Für die Autoren der GRUNDLAGENSTUDIE 1991 stellt Wohnungslosigkeit "eine späte, aber nicht notwendige" Konsequenz aus Beeinträchtigungen und Benachteiligungen im Verlauf der Sozialisation in einer frühen oder späteren Phase der Individualentwicklung dar. Weitere Konzepte sind die des "Wandertriebs" (ADERHOLD 1970), das Konzept der "Psychopathen" (STUMPF 1938), der "evasiven Konfliktlösung" (WICKERT/ HELMES 1977) sowie der "depressiven Persönlichkeit". HUBER 1991 benennt in einem hypothetischen Erklärungsmodell 12 Phasen der menschlichen Individualentwicklung und konstatiert auf jeder der benannten Stufen mögliche Ursachen für die Entstehung besonderer sozialer Schwierigkeiten (i.e.S.: spätere Wohnungslosigkeit). Allerdings wird der Geltungsanspruch von HUBERs Erklärungsmodell bereits von vorneherein relativiert: "Nicht jeder, der alleinstehend und wohnungslos ist, zeigt ganz oder teilweise die ... beschriebenen Persönlichkeitsentwicklungen und Verhaltensweisen." (HUBER 1991, S. 185).Beide Tendenzen der oben angedeuteten Theoriebildung bleiben letztlich unbefriedigend: ROHRMANN 1987 macht auf das grundlegende Problem dieser Annahmen aufmerksam: Wenn Wohnungslosigkeit gesellschaftlich determiniert ist, dann sind die Wohnungslosen bloße Opfer, sie können gar nichts für ihre Wohnungslosigkeit. Wenn Wohnungslosigkeit im Ergebnis individuellen Defiziten zuzuschreiben ist, können die Betroffenen erst recht nichts für ihre Situation. Wohnungslosigkeit ist demzufolge schlüssig weder als allein gesellschaftlich verursacht, noch als allein individuell defizitbedingt zu erklären, auch eine Kombination beider Annahmen - im Sinne von "gesellschaftliche Bedingungen bewirken individuelle Defizite" ist wenig überzeugend.

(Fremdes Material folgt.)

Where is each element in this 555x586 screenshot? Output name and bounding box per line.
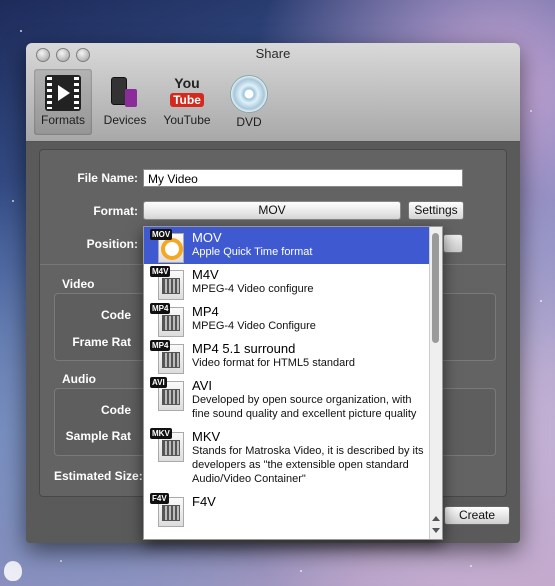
create-button[interactable]: Create [444, 506, 510, 525]
format-option-f4v[interactable]: F4V F4V [144, 491, 429, 527]
format-option-mkv[interactable]: MKV MKV Stands for Matroska Video, it is… [144, 426, 429, 491]
format-option-desc: MPEG-4 Video configure [192, 283, 314, 295]
quicktime-file-icon: MOV [150, 229, 184, 263]
video-codec-label: Code [101, 308, 131, 322]
format-option-m4v[interactable]: M4V M4V MPEG-4 Video configure [144, 264, 429, 301]
format-option-title: M4V [192, 267, 219, 282]
ipod-icon [107, 75, 143, 111]
video-file-icon: MKV [150, 428, 184, 462]
star [540, 300, 542, 302]
tab-dvd-label: DVD [236, 115, 262, 129]
format-option-desc: Video format for HTML5 standard [192, 357, 356, 369]
tab-youtube[interactable]: You Tube YouTube [158, 69, 216, 135]
film-icon [45, 75, 81, 111]
format-option-title: F4V [192, 494, 216, 509]
star [530, 110, 532, 112]
video-file-icon: AVI [150, 377, 184, 411]
sample-rate-label: Sample Rat [65, 429, 131, 443]
format-list: MOV MOV Apple Quick Time format M4V M4V … [144, 227, 429, 527]
youtube-icon: You Tube [169, 75, 205, 111]
frame-rate-label: Frame Rat [72, 335, 131, 349]
titlebar: Share Formats Devices You Tube YouTube D… [26, 43, 520, 142]
format-option-title: AVI [192, 378, 212, 393]
video-file-icon: F4V [150, 493, 184, 527]
format-option-desc: MPEG-4 Video Configure [192, 320, 316, 332]
scrollbar-thumb[interactable] [432, 233, 439, 343]
format-option-desc: Apple Quick Time format [192, 246, 313, 258]
audio-codec-label: Code [101, 403, 131, 417]
format-option-title: MP4 [192, 304, 219, 319]
file-name-input[interactable]: My Video [143, 169, 463, 187]
format-option-desc: Stands for Matroska Video, it is describ… [192, 445, 424, 485]
star [300, 570, 302, 572]
format-option-title: MOV [192, 230, 222, 245]
format-option-desc: Developed by open source organization, w… [192, 394, 417, 420]
format-label: Format: [93, 204, 138, 218]
format-option-title: MP4 5.1 surround [192, 341, 296, 356]
window-title: Share [255, 46, 291, 61]
file-name-label: File Name: [77, 171, 138, 185]
dvd-icon [230, 75, 268, 113]
video-file-icon: MP4 [150, 340, 184, 374]
format-option-title: MKV [192, 429, 221, 444]
format-option-mp4-surround[interactable]: MP4 MP4 5.1 surround Video format for HT… [144, 338, 429, 375]
video-section-label: Video [62, 277, 95, 291]
star [20, 30, 22, 32]
star [12, 200, 14, 202]
format-popup[interactable]: MOV [143, 201, 401, 220]
tab-dvd[interactable]: DVD [220, 69, 278, 135]
tab-devices[interactable]: Devices [96, 69, 154, 135]
tab-formats[interactable]: Formats [34, 69, 92, 135]
format-option-mp4[interactable]: MP4 MP4 MPEG-4 Video Configure [144, 301, 429, 338]
apple-logo-icon [4, 561, 22, 581]
position-slider[interactable] [443, 234, 463, 253]
position-label: Position: [86, 237, 138, 251]
star [470, 565, 472, 567]
video-file-icon: MP4 [150, 303, 184, 337]
scroll-down-arrow-icon[interactable] [432, 528, 440, 533]
estimated-size-label: Estimated Size: 1 [54, 469, 153, 483]
format-option-avi[interactable]: AVI AVI Developed by open source organiz… [144, 375, 429, 426]
tab-formats-label: Formats [40, 113, 85, 127]
star [60, 560, 62, 562]
format-option-mov[interactable]: MOV MOV Apple Quick Time format [144, 227, 429, 264]
video-file-icon: M4V [150, 266, 184, 300]
tab-devices-label: Devices [103, 113, 147, 127]
settings-button[interactable]: Settings [408, 201, 464, 220]
dropdown-scrollbar[interactable] [429, 227, 442, 539]
audio-section-label: Audio [62, 372, 96, 386]
format-dropdown-menu: MOV MOV Apple Quick Time format M4V M4V … [143, 226, 443, 540]
scroll-up-arrow-icon[interactable] [432, 516, 440, 521]
tab-youtube-label: YouTube [163, 113, 211, 127]
toolbar: Formats Devices You Tube YouTube DVD [34, 69, 278, 135]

Eine beide Positionen vermitteltende Annahme wird von ROHRMANN 1987 - relative Handlungsfähigkeit - sowie von AVRAMIS/ KRÜGER 1988 - Tätigkeit und Persönlichkeitsentwicklung - vertreten. In historisch-dialektischer Weise wird angenommen, daß Individualentwicklung von vorneherein gesellschaftlich vermittelt ist und sich im Prozeß der gesellschaftlichen Tätigkeit bzw. Handlungen des Subjekts vollzieht. Allerdings liegen noch keine empirischen Arbeiten zur Frage der Verursachung von Wohnungslosigkeit bezogen auf diese Annahme vor.
Ist also schon die Frage nach der Verursachung theoretisch nicht eindeutig geklärt, so ist in einem nächsten Schritt zu fragen , wie denn auf der Ebene der bereits eingetretenden Wohnunglosigkeit das Verhältnis Wohnungsloser zu den Hilfeangeboten - m.a.W.: die Frage nach der Distanz Wohnungloser zur Hilfe - theoretisch behandelt wird und welche Erklärungsmodelle dazu vorliegen.